Sénégal : Universités, l'équilibre fragile entre social et ambitions scientifiques

Alors que les Assises nationales de transformation de l’enseignement supérieur s’ouvrent dans un climat d’espoir et de remise en question, la place du social dans les universités sénégalaises s’impose au cœur des débats. Le président Bassirou Diomaye Faye, en lançant officiellement ces concertations à Diamniadio, a rappelé que 46 % du budget du ministère de l’Enseignement supérieur est actuellement absorbé par les œuvres sociales. Cette réalité budgétaire limite les capacités de financement des autres secteurs clés, notamment la recherche, l’innovation et le développement de nouveaux cursus.

Pour le gouvernement, il s’agit d’atteindre un point d’équilibre entre soutien aux conditions de vie des étudiants et renforcement académique des établissements. Mais le défi est immense : assurer l’accès à l’université tout en assurant la qualité de l’encadrement, de la recherche, des infrastructures et de la formation. Or, chaque étudiant représente une dépense annuelle qui dépasse 1 million de francs CFA, selon le ministre de l’Enseignement supérieur Abdourahmane Diouf. Cette charge, dans un contexte de croissance continue du nombre d’inscrits, impose une réévaluation des priorités sans sacrifier les fondements de l’équité.
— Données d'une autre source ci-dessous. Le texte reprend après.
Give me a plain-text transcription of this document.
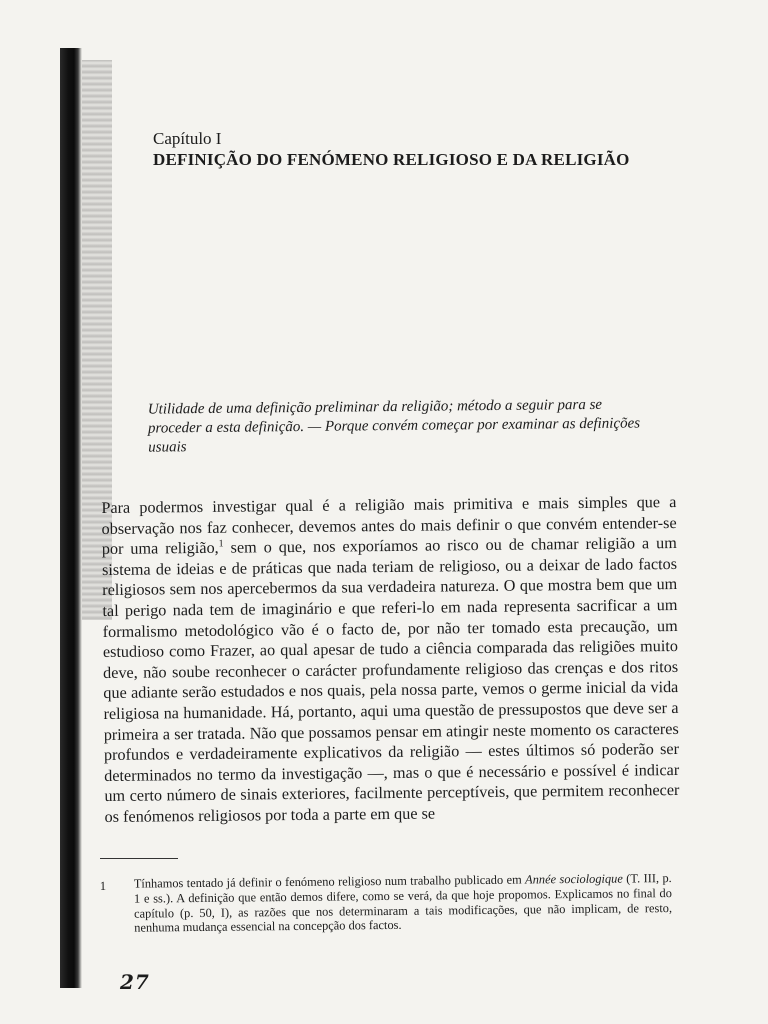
Capítulo I
DEFINIÇÃO DO FENÓMENO RELIGIOSO E DA RELIGIÃO
Utilidade de uma definição preliminar da religião; método a seguir para se proceder a esta definição. — Porque convém começar por examinar as definições usuais
Para podermos investigar qual é a religião mais primitiva e mais simples que a observação nos faz conhecer, devemos antes do mais definir o que convém entender-se por uma religião,$^1$ sem o que, nos exporíamos ao risco ou de chamar religião a um sistema de ideias e de práticas que nada teriam de religioso, ou a deixar de lado factos religiosos sem nos apercebermos da sua verdadeira natureza. O que mostra bem que um tal perigo nada tem de imaginário e que referi-lo em nada representa sacrificar a um formalismo metodológico vão é o facto de, por não ter tomado esta precaução, um estudioso como Frazer, ao qual apesar de tudo a ciência comparada das religiões muito deve, não soube reconhecer o carácter profundamente religioso das crenças e dos ritos que adiante serão estudados e nos quais, pela nossa parte, vemos o germe inicial da vida religiosa na humanidade. Há, portanto, aqui uma questão de pressupostos que deve ser a primeira a ser tratada. Não que possamos pensar em atingir neste momento os caracteres profundos e verdadeiramente explicativos da religião — estes últimos só poderão ser determinados no termo da investigação —, mas o que é necessário e possível é indicar um certo número de sinais exteriores, facilmente perceptíveis, que permitem reconhecer os fenómenos religiosos por toda a parte em que se
1	Tínhamos tentado já definir o fenómeno religioso num trabalho publicado em Année sociologique (T. III, p. 1 e ss.). A definição que então demos difere, como se verá, da que hoje propomos. Explicamos no final do capítulo (p. 50, I), as razões que nos determinaram a tais modificações, que não implicam, de resto, nenhuma mudança essencial na concepção dos factos.
27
Un plaidoyer étudiant pour une université plus humaine et plus utile

Lors de la cérémonie de lancement, la parole étudiante a trouvé un écho fort et lucide. Un représentant des étudiants a souligné avec force que l’étudiant n’a pas de coût, il a de la valeur. Ce message direct vient rappeler que derrière les colonnes budgétaires se trouvent des parcours de vie, des aspirations, des sacrifices. Loin de réclamer des privilèges, les étudiants expriment un besoin urgent de cohérence entre la promesse de l’enseignement supérieur et les réalités du terrain : “Nous ne voulons plus d’un master qui s’éternise. Nous ne voulons plus d’une université qui forme des chômeurs. Nous ne voulons plus d’un système qui abandonne certains en chemin, sans aucun mécanisme de rattrapage.”

Cette voix traduit une vérité brute : les efforts sociaux ne peuvent être réduits à un poste comptable. Ils constituent une condition de la réussite académique. La restauration, le logement, le transport, l’accès au numérique et à la documentation sont des composantes essentielles pour garantir l’égalité des chances. Mais ces acquis sociaux ne suffisent plus s’ils ne s’accompagnent pas d’un encadrement pédagogique de qualité et d’une perspective d’insertion professionnelle réelle.

Réinventer le contrat social universitaire

Le Sénégal entre dans une phase critique où le modèle universitaire doit évoluer. D’un côté, les aspirations des étudiants exigent un cadre plus fluide, plus efficace, plus ancré dans les réalités économiques du pays. De l’autre, l’État cherche à orienter le système vers la souveraineté intellectuelle, l’innovation technologique et la compétitivité internationale. Le défi est de concilier ces deux dynamiques sans trahir les fondements d’un enseignement public qui reste l’un des plus accessibles du continent.

Les Assises de l’ANTESRI, prévues jusqu’au 25 juillet, ont pour mission de proposer des solutions concrètes à cette équation complexe. Il est attendu qu’émergent des propositions sur la réforme du calendrier universitaire, le financement de la recherche, la redéfinition des filières prioritaires et l’articulation entre public et privé. Mais au-delà des chantiers structurels, l’enjeu est aussi symbolique : réaffirmer que l’université n’est pas seulement un espace de transmission de connaissances, mais un levier de justice sociale.

En ce sens, le message porté par la jeunesse, relayé par le président de la République lui-même, place la valeur humaine au cœur de la transformation. Le social n’est pas une option, c’est une nécessité disait l’étudiant. La réforme est urgente, mais elle ne peut se faire au détriment des équilibres qui rendent l’université possible. Elle doit au contraire réinventer un contrat social qui reconnaît l’étudiant non comme un coût à réduire, mais comme une richesse à cultiver.